MySQL Bugs: #29232: Replication not usable because of corrupted slave relay logs

Bug #29232	Replication not usable because of corrupted slave relay logs
Submitted:	20 Jun 2007 8:49	Modified:	27 Mar 2008 17:29
Reporter:	Stef Cant	Email Updates:
Status:	No Feedback	Impact on me:	None
Category:	MySQL Server: Replication	Severity:	S1 (Critical)
Version:	Server version: 5.0.42 Gentoo Linux	OS:	Linux (Gentoo Linux)
Assigned to:	Assigned Account	CPU Architecture:	Any
Tags:	corrupt relay, replication

Description:
I know there already are several bugreports about replication problems with corrupted relay log files, but they don't seem to get fixed. I hope I can help looking for the cause of the problems...

Situation: 1 mysql master, 3 mysql slaves. 1 of those slaves is used for backup purposes, the 2 others we want to use as read-only slaves for load-balanced webservers. The master handles 350 queries per second (average, sometimes there are more than 750 qps). All servers are located in the same rack, connected through a 1000Mbps switch, so the network should be reliable.

Having to restore the replication every 16 hours is not workable, so at this moment, because of these problems, we can't trust nor use replication anymore.

How to repeat:
We can't trigger the corruption ourselves, but at least once every 24 hours one or more of the slaves fail because of a bad query, caused by a corrupted relay log.

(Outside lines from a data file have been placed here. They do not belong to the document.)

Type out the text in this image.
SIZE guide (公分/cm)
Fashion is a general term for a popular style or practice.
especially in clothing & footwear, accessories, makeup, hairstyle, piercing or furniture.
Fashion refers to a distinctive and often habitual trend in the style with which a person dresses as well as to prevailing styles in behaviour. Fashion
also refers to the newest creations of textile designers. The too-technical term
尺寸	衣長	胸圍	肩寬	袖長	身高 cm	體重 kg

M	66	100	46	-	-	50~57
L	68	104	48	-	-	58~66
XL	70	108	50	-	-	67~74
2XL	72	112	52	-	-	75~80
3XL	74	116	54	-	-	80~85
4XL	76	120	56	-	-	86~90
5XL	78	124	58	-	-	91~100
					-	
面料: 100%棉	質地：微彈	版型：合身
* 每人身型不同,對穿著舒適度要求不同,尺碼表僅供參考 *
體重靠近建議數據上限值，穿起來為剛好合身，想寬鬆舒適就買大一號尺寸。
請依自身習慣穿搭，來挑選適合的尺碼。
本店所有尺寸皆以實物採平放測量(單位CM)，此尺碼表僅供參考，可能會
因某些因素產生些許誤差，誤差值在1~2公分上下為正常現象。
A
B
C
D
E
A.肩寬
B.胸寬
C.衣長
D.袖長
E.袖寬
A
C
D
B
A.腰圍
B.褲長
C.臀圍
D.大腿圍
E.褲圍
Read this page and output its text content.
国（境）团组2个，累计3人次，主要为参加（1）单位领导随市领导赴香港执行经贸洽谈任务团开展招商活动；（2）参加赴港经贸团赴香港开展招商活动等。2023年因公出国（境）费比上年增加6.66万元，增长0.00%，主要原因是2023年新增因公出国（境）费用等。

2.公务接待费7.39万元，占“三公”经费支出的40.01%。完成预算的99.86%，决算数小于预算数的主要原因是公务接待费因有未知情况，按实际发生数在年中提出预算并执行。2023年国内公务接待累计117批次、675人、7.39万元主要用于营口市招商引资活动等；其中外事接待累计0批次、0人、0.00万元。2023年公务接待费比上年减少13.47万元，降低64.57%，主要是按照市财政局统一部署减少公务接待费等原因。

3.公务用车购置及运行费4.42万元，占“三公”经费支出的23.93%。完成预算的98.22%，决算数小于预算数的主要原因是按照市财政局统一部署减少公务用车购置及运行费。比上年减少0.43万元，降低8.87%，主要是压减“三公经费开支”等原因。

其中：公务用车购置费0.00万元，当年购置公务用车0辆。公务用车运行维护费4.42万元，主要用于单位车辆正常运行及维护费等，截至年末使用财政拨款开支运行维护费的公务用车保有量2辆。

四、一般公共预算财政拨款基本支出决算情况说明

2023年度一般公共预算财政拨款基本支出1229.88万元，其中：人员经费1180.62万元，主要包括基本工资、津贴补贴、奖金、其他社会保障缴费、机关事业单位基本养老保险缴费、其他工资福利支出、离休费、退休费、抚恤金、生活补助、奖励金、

Usually, at least 1 of the slaves has no problem, so the cause is not located in the master bin log.

I'll try to add some files of the last time we had a replication problem. The slave query at position 1281262 is corrupted.

Suggested fix:
There are 2 issues here:
1) what causes the corruption
2) how can the failure of the slaves be solved

1) the cause
in other tickets, people mention slave_net_timeout, logfile rotation, bad quality networks, ... But we can't really identify one of those suggestions as the cause of our problems. So we are not sure about the cause

2) workaround
since a query is only replicated when it does not cause an error on the master, the slave can be sure that when there is a syntax error in a query it wants to execute, there must have been a failure during the read-from-master procedure. In stead of stopping replication all together, perhaps the slave can retry to retreive queries starting from the position of the faulty query?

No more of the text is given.